Let $x,y,z,p$ be a solution of the above diophantine equation. We can write $x$ as $x=\pm p^m r$ , where $m \geq 0$ is the highest power of $p$ that divides $x$ (This can be zero, if $x$ is not divisible by $p$ ). From the given equation, it is easy to see that $p|x^3$ , i.e. $p|x$ . So, let $x=px_1$ , where $x_1$ is an integer. Then we have the following equation

$p^3x_1^3+y^3p+z^3p^2=0$ ,

i.e. $y^3+z^3p+x_1^3p^2=0$

This implies that $p|y$ , So let $y=py_1$ , where $y_1$ is an integer. We have the similar equation again $z^3+x_1^3p+y_1^3p^2=0$ . Thus, $p|z$ . Let $z=pz_1$ , with $z_1$ being an integer. Hence we have,

$x_1^3+y_1^3p+z_1^3p^2=0$

Which has the exact same form of the diphantine equation we started with. Hence we can repeat this step more than $m+1$ times, to conclude that $p^{m+1}|x$ , which contradicts the fact that $m$ is the highest power of $p$ that divides $x$ .

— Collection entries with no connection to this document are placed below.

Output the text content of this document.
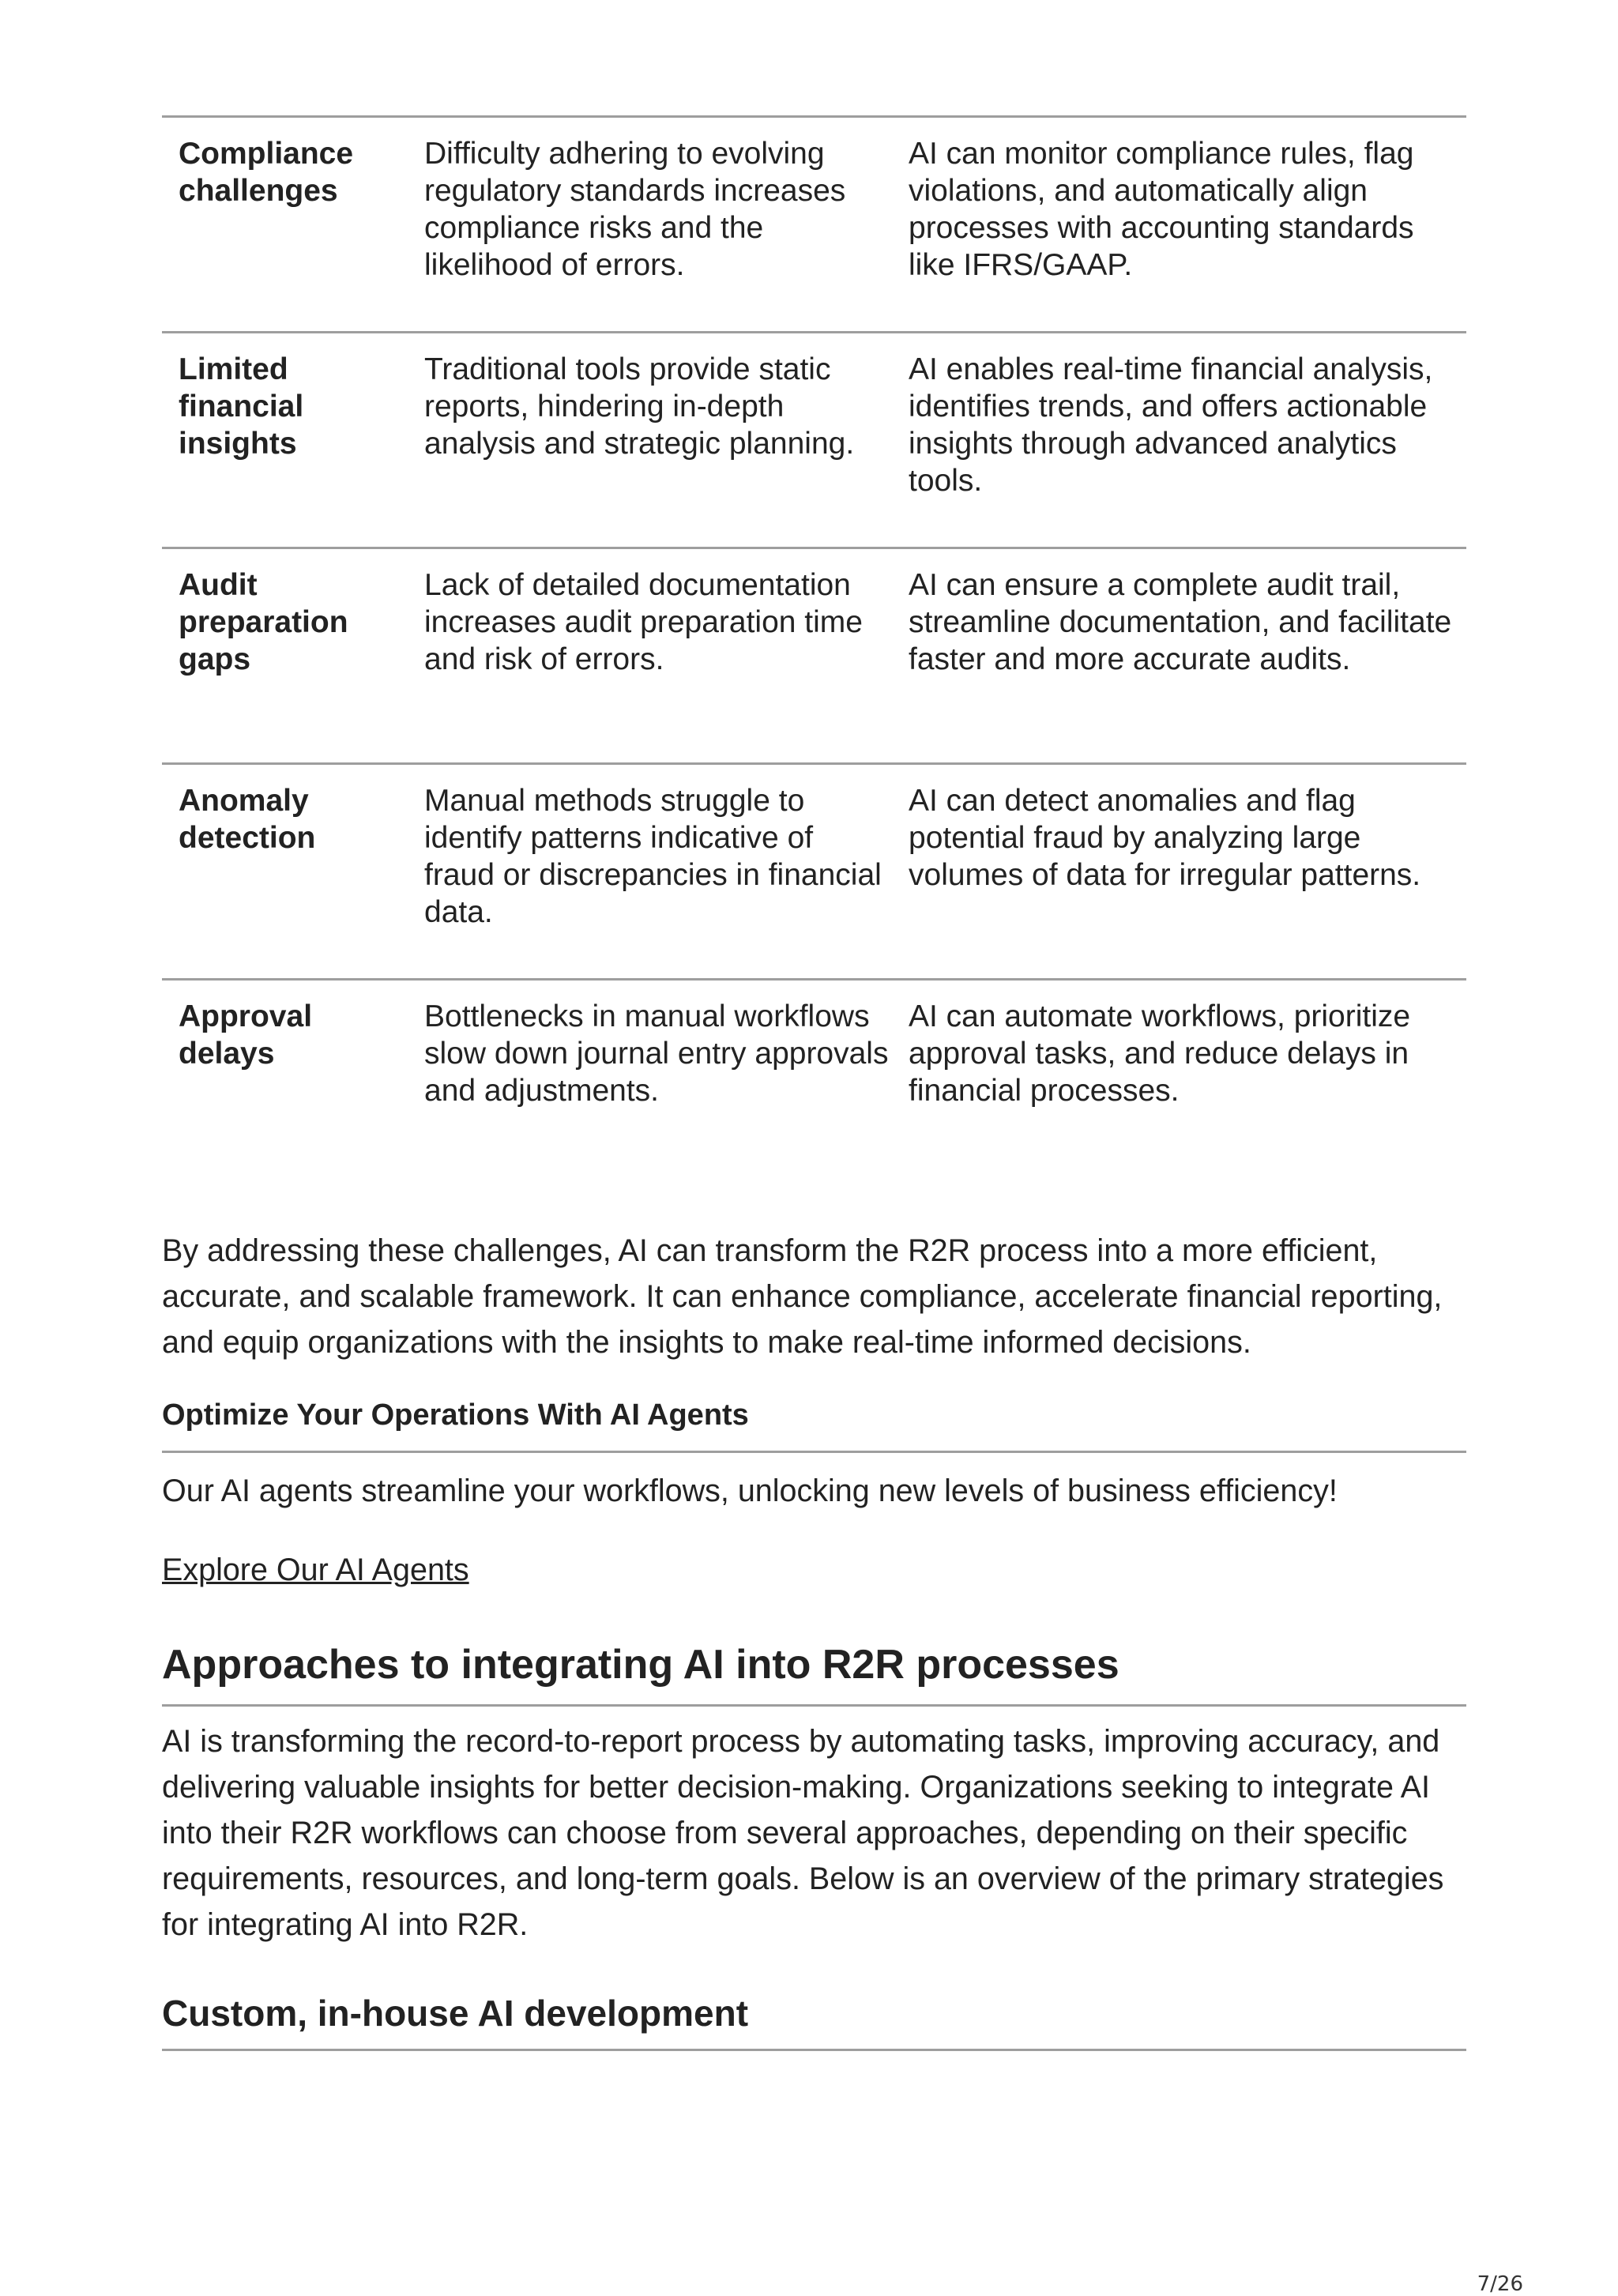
Compliance challenges
Difficulty adhering to evolving regulatory standards increases compliance risks and the likelihood of errors.
AI can monitor compliance rules, flag violations, and automatically align processes with accounting standards like IFRS/GAAP.
Limited financial insights
Traditional tools provide static reports, hindering in-depth analysis and strategic planning.
AI enables real-time financial analysis, identifies trends, and offers actionable insights through advanced analytics tools.
Audit preparation gaps
Lack of detailed documentation increases audit preparation time and risk of errors.
AI can ensure a complete audit trail, streamline documentation, and facilitate faster and more accurate audits.
Anomaly detection
Manual methods struggle to identify patterns indicative of fraud or discrepancies in financial data.
AI can detect anomalies and flag potential fraud by analyzing large volumes of data for irregular patterns.
Approval delays
Bottlenecks in manual workflows slow down journal entry approvals and adjustments.
AI can automate workflows, prioritize approval tasks, and reduce delays in financial processes.

By addressing these challenges, AI can transform the R2R process into a more efficient, accurate, and scalable framework. It can enhance compliance, accelerate financial reporting, and equip organizations with the insights to make real-time informed decisions.

Optimize Your Operations With AI Agents

Our AI agents streamline your workflows, unlocking new levels of business efficiency!

Explore Our AI Agents
Approaches to integrating AI into R2R processes

AI is transforming the record-to-report process by automating tasks, improving accuracy, and delivering valuable insights for better decision-making. Organizations seeking to integrate AI into their R2R workflows can choose from several approaches, depending on their specific requirements, resources, and long-term goals. Below is an overview of the primary strategies for integrating AI into R2R.

Custom, in-house AI development
7/26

Hence no solution is possible.

X^3 = -p(y^3+z^3 p) So p l x^3 then p l x Same way p l y , p l z X^3 + y^3 p + z^3 p^2 = (Pk)^3 + (pl)^3 p + (pm)^3*p^2

(k)^3 + (l)^3 p + (m)^3 p^2 is same type pf above equation. so, X=p^a y=p^b z=p^c. X^3+ y^3 p +z^3 p^2 = p^{3a}+p^{3b+1}+p^{3c+2} =0 Divide all terms with p^{3b+1}, p^{3(a-b)-1}+ p^{3(c-b)+1} = -1. Above equation is always fault whatever a,b,c is. So there are no solution (x,y,z,p).